Assim que ouviu os passos do gerente se afastarem, trancou a porta por dentro, fechou a janela e certificou-se de que ninguém poderia entrar. Só então sentou-se na cama, ansioso, e retirou a caixa de pedra, de onde pegou o pergaminho de pele.
Mal ergueu o livro, exclamou levemente, virou o pergaminho e examinou a última página.
No verso, havia sinais claros de que fora arrancada uma folha.
Antes, ao se concentrar nos caracteres antigos do texto, não havia reparado nisso.
— Será que este pergaminho é apenas uma parte da obra? — franziu o cenho.
Não se deteve nessa questão. Se só encontrara metade, provavelmente o tal barqueiro que, segundo Yu Yan, tornou-se o “Mestre Celestial Yu”, também só teve acesso a essa porção.
Recobrando a concentração, Shen Luo abriu o pergaminho na primeira página e começou a ler palavra por palavra, tentando decifrar o conteúdo.
O tempo passou, e logo meia hora se foi.
Por fim, Shen Luo ergueu a cabeça com a testa franzida, suspirou e largou o pergaminho na cama, jogando-se de costas, exausto.
Apesar da vontade de compreender o texto, conhecia pouquíssimos dos caracteres antigos — mal conseguia identificar quatro ou cinco por página.
Sabia que se tratava de uma escrita muito arcaica e complexa, da qual só vira menções esparsas em alguns registros. Era impossível decifrar os caracteres desconhecidos apenas por dedução; com seu nível, desvendar os mistérios do pergaminho seria como sonhar acordado.
— Será que preciso aprender antes essa antiga escrita? — pensou Shen Luo, inquieto.
Mas onde poderia aprender algo assim? No mínimo, durante todo o tempo que viveu no Condado de Chunhua, jamais ouvira falar de algum sábio que dominasse tal linguagem.
E mesmo que encontrasse alguém capaz de ler, o conteúdo do livro corria o risco de ser revelado. Uma obra com potencial para conduzir alguém ao caminho da iluminação certamente despertaria cobiça.
Pensou e repensou, mas não encontrou solução segura.

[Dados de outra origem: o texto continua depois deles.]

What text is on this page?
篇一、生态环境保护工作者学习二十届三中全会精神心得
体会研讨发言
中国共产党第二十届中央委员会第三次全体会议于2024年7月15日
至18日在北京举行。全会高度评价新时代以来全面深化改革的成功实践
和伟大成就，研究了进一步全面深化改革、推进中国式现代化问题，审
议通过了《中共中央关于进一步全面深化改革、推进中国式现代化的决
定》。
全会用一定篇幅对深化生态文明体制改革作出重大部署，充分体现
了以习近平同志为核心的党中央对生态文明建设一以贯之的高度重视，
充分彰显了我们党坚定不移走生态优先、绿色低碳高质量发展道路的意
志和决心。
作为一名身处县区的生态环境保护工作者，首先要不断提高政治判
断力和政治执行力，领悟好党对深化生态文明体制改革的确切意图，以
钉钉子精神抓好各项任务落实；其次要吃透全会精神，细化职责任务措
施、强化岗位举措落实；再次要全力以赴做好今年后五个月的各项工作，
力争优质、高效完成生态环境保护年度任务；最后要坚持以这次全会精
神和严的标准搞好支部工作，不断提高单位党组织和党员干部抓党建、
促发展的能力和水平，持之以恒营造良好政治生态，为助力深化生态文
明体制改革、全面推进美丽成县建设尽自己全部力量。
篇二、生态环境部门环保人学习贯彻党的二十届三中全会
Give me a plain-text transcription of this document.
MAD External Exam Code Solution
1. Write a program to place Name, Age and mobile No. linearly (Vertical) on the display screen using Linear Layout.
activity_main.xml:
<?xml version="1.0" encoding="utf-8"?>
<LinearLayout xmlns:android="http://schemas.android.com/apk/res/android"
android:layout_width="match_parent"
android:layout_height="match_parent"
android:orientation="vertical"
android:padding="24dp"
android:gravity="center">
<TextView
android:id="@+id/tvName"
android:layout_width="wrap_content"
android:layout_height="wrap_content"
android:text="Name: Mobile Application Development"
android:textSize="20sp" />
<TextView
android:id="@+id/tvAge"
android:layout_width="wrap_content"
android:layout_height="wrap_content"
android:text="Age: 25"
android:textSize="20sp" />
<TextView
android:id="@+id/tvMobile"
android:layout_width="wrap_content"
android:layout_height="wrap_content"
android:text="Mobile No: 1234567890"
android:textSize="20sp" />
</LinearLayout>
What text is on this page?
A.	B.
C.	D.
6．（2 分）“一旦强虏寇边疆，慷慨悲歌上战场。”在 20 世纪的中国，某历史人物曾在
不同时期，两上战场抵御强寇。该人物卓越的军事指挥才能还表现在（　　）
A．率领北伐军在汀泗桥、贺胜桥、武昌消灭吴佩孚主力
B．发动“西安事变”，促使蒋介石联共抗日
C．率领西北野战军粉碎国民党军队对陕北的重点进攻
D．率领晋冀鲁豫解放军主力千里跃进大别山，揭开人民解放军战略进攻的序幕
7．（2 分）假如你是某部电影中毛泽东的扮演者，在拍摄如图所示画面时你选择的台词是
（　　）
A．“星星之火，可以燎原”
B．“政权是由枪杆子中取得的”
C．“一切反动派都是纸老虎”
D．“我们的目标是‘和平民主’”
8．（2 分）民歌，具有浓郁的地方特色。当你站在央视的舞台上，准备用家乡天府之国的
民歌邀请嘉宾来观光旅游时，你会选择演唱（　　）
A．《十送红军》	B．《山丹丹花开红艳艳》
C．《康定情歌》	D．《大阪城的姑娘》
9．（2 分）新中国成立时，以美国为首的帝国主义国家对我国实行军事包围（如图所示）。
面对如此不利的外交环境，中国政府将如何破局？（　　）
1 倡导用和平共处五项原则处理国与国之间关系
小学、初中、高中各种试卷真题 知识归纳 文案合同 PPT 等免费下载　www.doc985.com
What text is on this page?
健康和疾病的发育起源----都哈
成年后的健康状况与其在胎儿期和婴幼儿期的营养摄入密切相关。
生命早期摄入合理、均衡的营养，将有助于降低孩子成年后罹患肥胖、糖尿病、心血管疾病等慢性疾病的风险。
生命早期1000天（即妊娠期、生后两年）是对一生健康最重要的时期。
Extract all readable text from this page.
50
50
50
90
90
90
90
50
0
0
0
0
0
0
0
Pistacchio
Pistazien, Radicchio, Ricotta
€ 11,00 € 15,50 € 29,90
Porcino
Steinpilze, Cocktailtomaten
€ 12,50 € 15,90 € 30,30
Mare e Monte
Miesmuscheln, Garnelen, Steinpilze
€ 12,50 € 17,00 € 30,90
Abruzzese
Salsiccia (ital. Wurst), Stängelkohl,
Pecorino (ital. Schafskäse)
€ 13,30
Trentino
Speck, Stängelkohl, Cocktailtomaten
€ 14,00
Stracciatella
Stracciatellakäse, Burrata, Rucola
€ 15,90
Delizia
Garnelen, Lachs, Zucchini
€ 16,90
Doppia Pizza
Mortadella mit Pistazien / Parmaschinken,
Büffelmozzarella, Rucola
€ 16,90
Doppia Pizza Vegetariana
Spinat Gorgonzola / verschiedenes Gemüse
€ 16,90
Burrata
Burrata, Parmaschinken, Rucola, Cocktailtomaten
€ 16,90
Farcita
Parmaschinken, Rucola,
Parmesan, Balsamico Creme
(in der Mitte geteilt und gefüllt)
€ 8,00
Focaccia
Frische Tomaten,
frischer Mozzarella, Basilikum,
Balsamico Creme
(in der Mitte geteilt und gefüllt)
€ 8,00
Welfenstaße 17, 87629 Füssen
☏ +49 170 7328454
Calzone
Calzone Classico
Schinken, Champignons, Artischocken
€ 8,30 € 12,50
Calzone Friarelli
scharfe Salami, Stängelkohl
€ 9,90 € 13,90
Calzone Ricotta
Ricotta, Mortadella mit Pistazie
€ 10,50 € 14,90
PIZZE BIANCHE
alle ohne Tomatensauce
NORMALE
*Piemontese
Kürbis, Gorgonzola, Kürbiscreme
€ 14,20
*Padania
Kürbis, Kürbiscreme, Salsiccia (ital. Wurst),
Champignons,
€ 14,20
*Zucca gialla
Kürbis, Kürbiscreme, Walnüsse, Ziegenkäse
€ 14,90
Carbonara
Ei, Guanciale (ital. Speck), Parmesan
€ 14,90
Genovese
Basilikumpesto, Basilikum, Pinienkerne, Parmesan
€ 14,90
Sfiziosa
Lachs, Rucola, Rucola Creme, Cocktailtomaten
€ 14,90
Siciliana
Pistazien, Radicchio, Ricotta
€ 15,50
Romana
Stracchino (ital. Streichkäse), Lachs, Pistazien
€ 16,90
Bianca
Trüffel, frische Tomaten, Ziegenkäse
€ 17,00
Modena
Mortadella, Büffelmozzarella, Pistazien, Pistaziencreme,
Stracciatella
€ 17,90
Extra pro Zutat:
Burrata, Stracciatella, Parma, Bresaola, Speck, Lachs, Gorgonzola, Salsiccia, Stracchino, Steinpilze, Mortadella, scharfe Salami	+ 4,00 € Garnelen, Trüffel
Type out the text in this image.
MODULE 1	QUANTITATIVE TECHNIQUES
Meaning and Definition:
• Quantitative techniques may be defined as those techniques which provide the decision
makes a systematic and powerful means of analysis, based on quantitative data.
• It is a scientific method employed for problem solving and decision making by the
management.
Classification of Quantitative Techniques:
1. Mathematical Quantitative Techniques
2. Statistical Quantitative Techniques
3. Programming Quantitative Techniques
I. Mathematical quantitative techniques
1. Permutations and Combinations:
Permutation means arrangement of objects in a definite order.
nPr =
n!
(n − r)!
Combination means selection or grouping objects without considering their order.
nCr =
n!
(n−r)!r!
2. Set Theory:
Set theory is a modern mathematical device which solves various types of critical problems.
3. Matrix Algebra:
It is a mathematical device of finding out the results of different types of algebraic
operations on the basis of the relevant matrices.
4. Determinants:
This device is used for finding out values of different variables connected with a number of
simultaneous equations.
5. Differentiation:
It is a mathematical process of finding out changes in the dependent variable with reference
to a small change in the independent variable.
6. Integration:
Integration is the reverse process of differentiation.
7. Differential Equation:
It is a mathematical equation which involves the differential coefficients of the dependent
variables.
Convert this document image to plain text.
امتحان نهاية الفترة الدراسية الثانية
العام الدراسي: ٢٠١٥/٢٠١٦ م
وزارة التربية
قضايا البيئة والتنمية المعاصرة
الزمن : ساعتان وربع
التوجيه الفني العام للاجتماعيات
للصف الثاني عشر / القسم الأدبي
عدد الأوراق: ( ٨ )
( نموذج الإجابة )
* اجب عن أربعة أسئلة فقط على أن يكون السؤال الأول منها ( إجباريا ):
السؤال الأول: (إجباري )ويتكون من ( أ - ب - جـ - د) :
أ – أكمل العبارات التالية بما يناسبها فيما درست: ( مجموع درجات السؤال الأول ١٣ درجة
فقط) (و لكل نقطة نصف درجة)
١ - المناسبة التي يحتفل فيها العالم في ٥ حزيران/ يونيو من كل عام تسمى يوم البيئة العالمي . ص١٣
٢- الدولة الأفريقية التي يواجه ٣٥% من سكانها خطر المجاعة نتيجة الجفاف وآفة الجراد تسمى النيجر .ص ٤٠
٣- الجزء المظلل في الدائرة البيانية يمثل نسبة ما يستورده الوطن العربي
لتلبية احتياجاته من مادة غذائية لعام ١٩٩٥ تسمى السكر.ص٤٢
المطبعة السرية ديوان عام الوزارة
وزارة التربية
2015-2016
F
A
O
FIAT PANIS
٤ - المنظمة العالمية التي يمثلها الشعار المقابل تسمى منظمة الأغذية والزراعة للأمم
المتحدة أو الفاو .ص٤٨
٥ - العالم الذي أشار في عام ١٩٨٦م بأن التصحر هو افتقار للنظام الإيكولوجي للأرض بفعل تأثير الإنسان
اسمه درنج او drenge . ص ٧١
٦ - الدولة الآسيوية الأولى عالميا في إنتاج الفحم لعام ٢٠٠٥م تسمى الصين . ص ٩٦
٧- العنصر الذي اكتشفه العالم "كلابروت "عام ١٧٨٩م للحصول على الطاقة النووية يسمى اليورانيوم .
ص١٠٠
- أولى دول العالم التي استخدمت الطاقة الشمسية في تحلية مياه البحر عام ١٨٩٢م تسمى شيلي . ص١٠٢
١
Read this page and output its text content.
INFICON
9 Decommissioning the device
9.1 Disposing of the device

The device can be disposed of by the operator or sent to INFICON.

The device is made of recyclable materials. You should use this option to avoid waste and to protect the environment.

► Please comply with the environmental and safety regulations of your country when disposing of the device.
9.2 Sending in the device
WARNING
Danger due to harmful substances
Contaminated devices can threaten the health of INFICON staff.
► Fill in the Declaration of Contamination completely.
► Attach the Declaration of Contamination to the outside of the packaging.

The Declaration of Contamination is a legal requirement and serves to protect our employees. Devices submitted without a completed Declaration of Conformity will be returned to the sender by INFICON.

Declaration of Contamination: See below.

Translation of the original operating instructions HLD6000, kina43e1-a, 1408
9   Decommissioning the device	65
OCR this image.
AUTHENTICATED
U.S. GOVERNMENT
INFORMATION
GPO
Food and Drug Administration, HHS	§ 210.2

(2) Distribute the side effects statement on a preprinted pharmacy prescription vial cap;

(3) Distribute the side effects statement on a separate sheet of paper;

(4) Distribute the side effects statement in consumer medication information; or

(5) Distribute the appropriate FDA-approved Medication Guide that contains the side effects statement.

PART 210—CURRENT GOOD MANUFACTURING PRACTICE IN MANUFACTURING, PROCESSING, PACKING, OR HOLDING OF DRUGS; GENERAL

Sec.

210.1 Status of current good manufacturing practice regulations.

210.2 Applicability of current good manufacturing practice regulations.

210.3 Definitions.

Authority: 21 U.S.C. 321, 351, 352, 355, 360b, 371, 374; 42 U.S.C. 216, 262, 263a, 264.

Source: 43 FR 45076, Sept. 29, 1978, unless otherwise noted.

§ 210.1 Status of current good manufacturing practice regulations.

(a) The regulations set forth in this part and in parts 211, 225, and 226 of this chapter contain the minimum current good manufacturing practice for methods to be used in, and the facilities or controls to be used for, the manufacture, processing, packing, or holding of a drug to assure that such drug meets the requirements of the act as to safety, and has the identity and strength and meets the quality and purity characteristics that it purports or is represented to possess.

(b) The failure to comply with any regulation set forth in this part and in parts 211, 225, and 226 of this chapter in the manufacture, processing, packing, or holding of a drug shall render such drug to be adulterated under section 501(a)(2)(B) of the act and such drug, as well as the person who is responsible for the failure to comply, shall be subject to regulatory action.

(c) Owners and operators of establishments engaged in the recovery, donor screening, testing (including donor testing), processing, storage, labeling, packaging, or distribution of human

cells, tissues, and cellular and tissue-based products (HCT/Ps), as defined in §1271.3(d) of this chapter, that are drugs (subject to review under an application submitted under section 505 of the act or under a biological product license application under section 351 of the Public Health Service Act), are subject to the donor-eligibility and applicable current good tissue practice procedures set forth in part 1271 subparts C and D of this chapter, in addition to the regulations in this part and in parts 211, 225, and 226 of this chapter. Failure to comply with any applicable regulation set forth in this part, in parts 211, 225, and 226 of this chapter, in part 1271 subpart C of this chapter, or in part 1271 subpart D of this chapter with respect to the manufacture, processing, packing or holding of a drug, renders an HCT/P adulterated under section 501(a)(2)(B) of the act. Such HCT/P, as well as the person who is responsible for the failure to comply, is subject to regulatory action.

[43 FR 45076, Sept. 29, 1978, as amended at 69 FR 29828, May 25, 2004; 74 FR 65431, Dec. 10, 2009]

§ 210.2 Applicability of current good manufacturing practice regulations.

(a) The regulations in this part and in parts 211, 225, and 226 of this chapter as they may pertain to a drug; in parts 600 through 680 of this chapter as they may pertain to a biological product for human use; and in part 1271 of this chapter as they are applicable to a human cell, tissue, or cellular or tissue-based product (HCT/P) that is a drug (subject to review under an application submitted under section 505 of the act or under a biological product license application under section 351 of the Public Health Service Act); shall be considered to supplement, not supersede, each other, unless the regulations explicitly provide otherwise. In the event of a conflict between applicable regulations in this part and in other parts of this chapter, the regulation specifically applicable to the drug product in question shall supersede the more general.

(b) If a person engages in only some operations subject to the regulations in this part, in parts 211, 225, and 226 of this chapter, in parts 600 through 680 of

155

— Como será que aquele “Mestre Celestial Yu” resolveu esse problema? Era apenas um barqueiro, dificilmente conhecia tal escrita…
— Enfim, se for preciso, posso dedicar um ou dois anos para aprender esses caracteres antigos. Afinal, já dominei a Pequena Técnica de Circulação Solar, posso me dar a esse luxo — murmurou Shen Luo, sentando-se e agarrando novamente o pergaminho. Mas, ao fazer isso, sua mão parou e um brilho de alerta surgiu em seus olhos.